Judge Emmet Sullivan of federal district court in Washington today was not prepared to rubber stamp the $298 million settlement between Barclays Bank and the Justice Department to resolve allegations the bank violated government sanctions in processing financial transactions with countries that include Cuba, Iran and Sudan.
Sullivan of the U.S. District Court for the District of Columbia pressed the Justice Department about why no individuals—and no person from senior management—was being held criminally liable for the actions of the London-based bank. Sullivan called the charges “shocking.” But at the end of a hearing that lasted more than an hour, Sullivan approved the deal.
The judge had plenty of questions. He said “there has to be a paper trail” that leads to a particular individual who participated in what he called an “elaborate” scheme to conceal more than $500 million in transactions with countries on which the United States government has imposed sanctions.
Justice lawyer Kevin Gerrity said Barclays’ senior management was unaware of the criminal conduct at the lower level of the bank. The Justice Department, Gerrity said, conducted its own interviews and looked to hold individuals accountable. The government was unable to identify a person for prosecution, he said.
Gerrity lauded the bank, represented by Sullivan & Cromwell, for its “massive” four-year internal investigation that cost upwards of $250 million. Barclays, Gerrity said, notified the government of the bank’s misconduct and cooperated in the Justice Department investigation. The bank implemented a remediation program, said Gerrity, an attorney in the department’s Asset Forfeiture and Money Laundering Section.
Still, none of this sat well with Sullivan, who said he was raising questions that members of the public would likely ask if they had the chance.
Sullivan questioned why shareholders should have to pay for the bank’s criminal conduct. He wondered whether the $298 million should come from the salaries of the bank’s top management. Gerrity, in response, said it's entirely another issue whether shareholders file an action against the bank.

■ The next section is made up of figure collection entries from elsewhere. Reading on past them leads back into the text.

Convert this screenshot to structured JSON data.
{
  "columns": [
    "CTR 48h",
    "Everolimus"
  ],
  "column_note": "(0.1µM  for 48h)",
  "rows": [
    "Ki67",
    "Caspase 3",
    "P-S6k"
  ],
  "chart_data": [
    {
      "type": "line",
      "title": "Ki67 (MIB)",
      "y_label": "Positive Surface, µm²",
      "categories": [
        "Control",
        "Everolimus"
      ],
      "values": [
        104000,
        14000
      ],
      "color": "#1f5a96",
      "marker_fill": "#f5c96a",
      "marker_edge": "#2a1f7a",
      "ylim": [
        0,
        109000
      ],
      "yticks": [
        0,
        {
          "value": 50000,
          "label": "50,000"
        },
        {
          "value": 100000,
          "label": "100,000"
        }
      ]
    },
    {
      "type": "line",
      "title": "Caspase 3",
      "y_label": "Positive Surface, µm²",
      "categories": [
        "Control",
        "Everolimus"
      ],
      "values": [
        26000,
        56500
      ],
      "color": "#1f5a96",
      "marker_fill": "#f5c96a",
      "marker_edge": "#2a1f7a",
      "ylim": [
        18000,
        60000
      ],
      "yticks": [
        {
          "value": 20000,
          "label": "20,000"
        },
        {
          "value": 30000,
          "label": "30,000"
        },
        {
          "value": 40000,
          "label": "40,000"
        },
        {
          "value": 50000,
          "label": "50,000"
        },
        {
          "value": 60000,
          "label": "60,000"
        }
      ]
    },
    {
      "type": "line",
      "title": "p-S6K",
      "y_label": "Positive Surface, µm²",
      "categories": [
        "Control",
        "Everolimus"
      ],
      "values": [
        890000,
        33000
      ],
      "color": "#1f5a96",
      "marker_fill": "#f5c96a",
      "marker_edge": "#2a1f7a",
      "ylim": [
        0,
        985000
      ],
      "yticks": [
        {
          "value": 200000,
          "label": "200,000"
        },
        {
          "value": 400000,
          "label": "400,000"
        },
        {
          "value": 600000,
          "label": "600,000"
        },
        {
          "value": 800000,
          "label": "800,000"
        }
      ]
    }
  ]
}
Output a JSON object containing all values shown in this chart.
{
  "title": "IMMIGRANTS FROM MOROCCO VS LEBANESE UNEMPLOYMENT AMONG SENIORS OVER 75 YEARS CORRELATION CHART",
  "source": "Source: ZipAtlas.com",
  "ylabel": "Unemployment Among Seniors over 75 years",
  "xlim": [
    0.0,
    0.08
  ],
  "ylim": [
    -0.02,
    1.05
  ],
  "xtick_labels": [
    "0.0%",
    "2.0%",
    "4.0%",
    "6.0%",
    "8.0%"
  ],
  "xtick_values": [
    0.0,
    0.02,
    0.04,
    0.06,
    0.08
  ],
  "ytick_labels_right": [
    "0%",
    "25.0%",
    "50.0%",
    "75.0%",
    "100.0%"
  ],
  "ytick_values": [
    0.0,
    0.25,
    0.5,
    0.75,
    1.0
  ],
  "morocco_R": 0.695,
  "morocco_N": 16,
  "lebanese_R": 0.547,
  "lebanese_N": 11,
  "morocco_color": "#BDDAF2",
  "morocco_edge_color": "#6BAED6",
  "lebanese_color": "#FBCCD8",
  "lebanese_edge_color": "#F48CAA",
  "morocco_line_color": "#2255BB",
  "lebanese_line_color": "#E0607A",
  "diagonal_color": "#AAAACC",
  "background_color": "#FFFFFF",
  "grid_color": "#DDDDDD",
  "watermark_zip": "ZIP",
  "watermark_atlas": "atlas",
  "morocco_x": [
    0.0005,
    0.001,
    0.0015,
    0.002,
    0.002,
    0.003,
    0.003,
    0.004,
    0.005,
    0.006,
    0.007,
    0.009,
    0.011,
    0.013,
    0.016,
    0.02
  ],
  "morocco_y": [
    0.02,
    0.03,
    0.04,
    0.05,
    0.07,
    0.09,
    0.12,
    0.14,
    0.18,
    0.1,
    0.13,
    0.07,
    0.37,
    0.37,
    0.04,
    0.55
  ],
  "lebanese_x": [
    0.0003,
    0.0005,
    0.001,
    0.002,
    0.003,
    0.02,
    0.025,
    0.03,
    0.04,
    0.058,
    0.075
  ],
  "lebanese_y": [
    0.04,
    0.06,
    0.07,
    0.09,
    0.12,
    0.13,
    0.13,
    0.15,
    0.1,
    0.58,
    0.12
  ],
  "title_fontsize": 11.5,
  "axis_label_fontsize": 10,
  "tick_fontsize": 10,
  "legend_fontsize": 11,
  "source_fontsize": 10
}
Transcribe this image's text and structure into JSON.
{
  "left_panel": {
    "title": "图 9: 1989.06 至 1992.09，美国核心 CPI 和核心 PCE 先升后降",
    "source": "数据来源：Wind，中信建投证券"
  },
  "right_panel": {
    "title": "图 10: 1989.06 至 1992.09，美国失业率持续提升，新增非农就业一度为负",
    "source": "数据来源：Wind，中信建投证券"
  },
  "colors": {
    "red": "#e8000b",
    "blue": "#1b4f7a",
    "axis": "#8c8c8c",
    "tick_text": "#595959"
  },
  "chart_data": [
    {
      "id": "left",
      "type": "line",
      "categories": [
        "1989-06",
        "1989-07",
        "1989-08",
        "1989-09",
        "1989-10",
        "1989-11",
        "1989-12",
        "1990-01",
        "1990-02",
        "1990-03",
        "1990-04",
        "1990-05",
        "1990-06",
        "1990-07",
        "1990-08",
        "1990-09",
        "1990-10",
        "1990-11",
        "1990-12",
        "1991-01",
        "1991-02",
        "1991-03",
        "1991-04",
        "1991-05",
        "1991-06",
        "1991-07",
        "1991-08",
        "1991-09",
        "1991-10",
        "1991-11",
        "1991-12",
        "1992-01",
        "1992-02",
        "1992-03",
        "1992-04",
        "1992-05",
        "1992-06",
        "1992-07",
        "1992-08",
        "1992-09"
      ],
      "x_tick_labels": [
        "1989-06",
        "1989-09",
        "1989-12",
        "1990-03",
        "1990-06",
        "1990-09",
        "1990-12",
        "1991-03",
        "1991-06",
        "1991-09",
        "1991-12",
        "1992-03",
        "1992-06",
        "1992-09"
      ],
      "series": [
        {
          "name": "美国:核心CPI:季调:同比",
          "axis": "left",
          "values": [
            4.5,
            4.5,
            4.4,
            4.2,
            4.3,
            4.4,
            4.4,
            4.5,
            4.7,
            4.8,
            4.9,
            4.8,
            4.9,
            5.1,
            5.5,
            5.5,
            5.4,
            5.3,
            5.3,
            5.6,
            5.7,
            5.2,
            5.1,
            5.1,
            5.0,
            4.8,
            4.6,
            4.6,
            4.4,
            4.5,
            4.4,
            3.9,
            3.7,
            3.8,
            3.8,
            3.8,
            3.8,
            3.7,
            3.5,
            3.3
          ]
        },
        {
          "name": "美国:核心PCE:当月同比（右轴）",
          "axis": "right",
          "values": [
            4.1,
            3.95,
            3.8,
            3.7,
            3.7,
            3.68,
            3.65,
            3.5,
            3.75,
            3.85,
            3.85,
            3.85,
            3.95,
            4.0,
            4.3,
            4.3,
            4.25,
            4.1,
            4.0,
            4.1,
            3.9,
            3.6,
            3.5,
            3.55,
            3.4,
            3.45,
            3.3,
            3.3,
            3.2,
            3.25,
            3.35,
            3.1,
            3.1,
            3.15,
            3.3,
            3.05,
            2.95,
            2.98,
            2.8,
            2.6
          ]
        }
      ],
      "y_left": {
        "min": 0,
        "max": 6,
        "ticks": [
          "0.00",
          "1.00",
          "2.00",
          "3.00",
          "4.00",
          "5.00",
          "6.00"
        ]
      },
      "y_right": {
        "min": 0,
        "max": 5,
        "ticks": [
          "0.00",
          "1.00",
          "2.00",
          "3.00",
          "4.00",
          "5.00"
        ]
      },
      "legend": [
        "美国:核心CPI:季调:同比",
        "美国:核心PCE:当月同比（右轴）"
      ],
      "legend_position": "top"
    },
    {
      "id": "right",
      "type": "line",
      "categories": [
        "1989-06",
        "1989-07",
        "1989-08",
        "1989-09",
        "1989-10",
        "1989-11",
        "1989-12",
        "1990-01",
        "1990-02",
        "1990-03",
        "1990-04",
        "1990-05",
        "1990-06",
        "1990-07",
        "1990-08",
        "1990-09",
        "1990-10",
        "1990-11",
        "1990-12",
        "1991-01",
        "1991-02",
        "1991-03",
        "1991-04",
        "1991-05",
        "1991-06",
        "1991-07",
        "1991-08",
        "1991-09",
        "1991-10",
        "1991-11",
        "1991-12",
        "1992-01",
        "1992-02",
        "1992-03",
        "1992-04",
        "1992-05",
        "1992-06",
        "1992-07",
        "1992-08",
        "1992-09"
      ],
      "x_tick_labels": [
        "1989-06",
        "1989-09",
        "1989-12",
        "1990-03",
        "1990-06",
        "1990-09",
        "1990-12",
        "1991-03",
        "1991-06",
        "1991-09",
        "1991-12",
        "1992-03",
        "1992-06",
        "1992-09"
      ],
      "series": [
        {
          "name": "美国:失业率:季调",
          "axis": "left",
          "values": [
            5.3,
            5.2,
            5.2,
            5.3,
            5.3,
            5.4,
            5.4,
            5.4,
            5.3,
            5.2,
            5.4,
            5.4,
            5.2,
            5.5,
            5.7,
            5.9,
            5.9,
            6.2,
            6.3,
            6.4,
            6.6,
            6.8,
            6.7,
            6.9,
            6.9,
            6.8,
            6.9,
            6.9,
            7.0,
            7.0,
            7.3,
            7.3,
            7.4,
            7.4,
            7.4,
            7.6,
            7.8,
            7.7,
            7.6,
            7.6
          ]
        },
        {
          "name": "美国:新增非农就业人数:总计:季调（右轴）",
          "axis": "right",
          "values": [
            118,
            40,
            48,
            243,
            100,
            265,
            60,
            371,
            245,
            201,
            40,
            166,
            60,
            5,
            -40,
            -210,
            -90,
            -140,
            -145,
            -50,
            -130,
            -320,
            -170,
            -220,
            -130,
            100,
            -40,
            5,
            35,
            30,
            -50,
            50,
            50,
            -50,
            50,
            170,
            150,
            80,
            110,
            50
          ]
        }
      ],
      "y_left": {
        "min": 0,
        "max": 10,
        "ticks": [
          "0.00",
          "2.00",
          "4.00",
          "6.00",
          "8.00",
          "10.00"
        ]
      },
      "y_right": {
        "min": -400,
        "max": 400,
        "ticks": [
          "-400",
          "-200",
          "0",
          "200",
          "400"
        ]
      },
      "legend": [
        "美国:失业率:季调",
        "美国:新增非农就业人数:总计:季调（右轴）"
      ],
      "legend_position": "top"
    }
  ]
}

Sullivan & Cromwell partners Steven Peikin and David Braff flanked Barclays’ general counsel, Mark Harding, as he addressed questions from Sullivan today in court. Braff, who is based in New York, is the managing partner of the firm’s litigation group and is a member of the management committee.
Harding, general counsel for seven years, said he understood the terms of the agreement and that he is satisfied with the work of the bank’s outside counsel.
The deferred prosecution agreement lasts two years. Sullivan is planning to meet in court in November for a status conference to determine whether Barclays is adhering to the terms of the agreement.
Assistant Attorney General Lanny Breuer of the Criminal Division issued a statement this afternoon:
“Banks like Barclays will not be permitted to disregard sanctions put in place by the U.S. government,” Breuer said. “Not just once, but numerous times over more than a decade, Barclays stripped vital information out of payment messages that would have alerted U.S. financial institutions about the true origins of the funds. This serious conduct has now resulted in a serious sanction – forfeiture of $298 million, a public admission of its illegal acts, and the implementation of stringent compliance measures. As I’ve said repeatedly, when corporations self-disclose their criminal wrongdoing to us, as Barclays did, they will not get a pass, but we will take their disclosure, cooperation and remedial efforts into consideration.”